Ritroviamo un riferimento esplicito al paesaggio desertico dell’Egitto in una raccolta di prose che Ungaretti chiamerà inizialmente Il deserto e dopo, come se tutto ciò che viene dopo l’esperienza in Egitto fosse condizionata da questa immagine, da questo fotogramma stampato alla memoria del deserto egiziano; questo paesaggio tornerà infinite volte nella sua poesia, anche quando si tratterà di assimilarlo, di paragonarlo a paesaggi più vicini, più consueti, legati alla quotidianità della vita italiana. Giuseppe Ungaretti, si sa, fu viaggiatore infaticabile. Nei suoi innumerevoli spostamenti riuscì a cogliere sempre con folgoranti intuizioni le caratteristiche di un luogo, lo spirito di un popolo, il nutrimento molteplice di un’altra cultura.

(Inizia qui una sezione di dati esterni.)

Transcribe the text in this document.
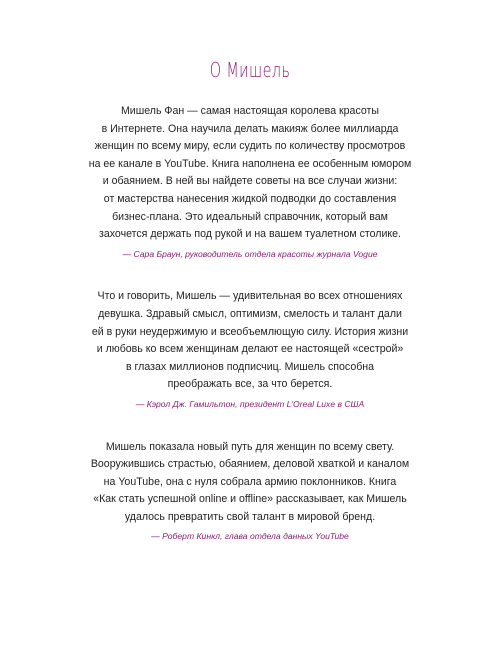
О Мишель

Мишель Фан — самая настоящая королева красоты
в Интернете. Она научила делать макияж более миллиарда
женщин по всему миру, если судить по количеству просмотров
на ее канале в YouTube. Книга наполнена ее особенным юмором
и обаянием. В ней вы найдете советы на все случаи жизни:
от мастерства нанесения жидкой подводки до составления
бизнес-плана. Это идеальный справочник, который вам
захочется держать под рукой и на вашем туалетном столике.

— Сара Браун, руководитель отдела красоты журнала Vogue

Что и говорить, Мишель — удивительная во всех отношениях
девушка. Здравый смысл, оптимизм, смелость и талант дали
ей в руки неудержимую и всеобъемлющую силу. История жизни
и любовь ко всем женщинам делают ее настоящей «сестрой»
в глазах миллионов подписчиц. Мишель способна
преображать все, за что берется.

— Кэрол Дж. Гамильтон, президент L'Oreal Luxe в США

Мишель показала новый путь для женщин по всему свету.
Вооружившись страстью, обаянием, деловой хваткой и каналом
на YouTube, она с нуля собрала армию поклонников. Книга
«Как стать успешной online и offline» рассказывает, как Мишель
удалось превратить свой талант в мировой бренд.

— Роберт Кинкл, глава отдела данных YouTube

Tra il febbraio e il settembre del 1934 Ungaretti, ormai poeta di fama internazionale, visitò per conto del quotidiano “La Gazzetta del Popolo” di Torino la Puglia e la Basilicata. Aveva negli occhi un’importante serie di paesaggi e di culture, passate al vaglio di un acuto sentimento artistico. L’Egitto natìo, la Francia delle avanguardie storiche, Firenze e Milano e Roma, sedi delle più vive proposte in campo letterario, la memoria mai sopita del Carso arroventato dalla Grande Guerra, durante la quale era nato il diario affranto dell’Allegria. Scendendo al Sud, si era appena staccato dalle visioni dell’Olanda e ancor prima della Corsica. Erano l’aridità e l’acqua i poli contrapposti di questa alterna vicenda geografica, i segni inconfutabili di una dialettica rintracciabile, se se ne fossero approfonditi i termini, alla confluenza con la storia d’Italia e d’Europa. Dall’Egitto, alla Corsica, al Mezzogiorno, passando per l’Olanda; in fine volume una raccolta di poesie popolari brasiliane recate in italiano da Ungaretti.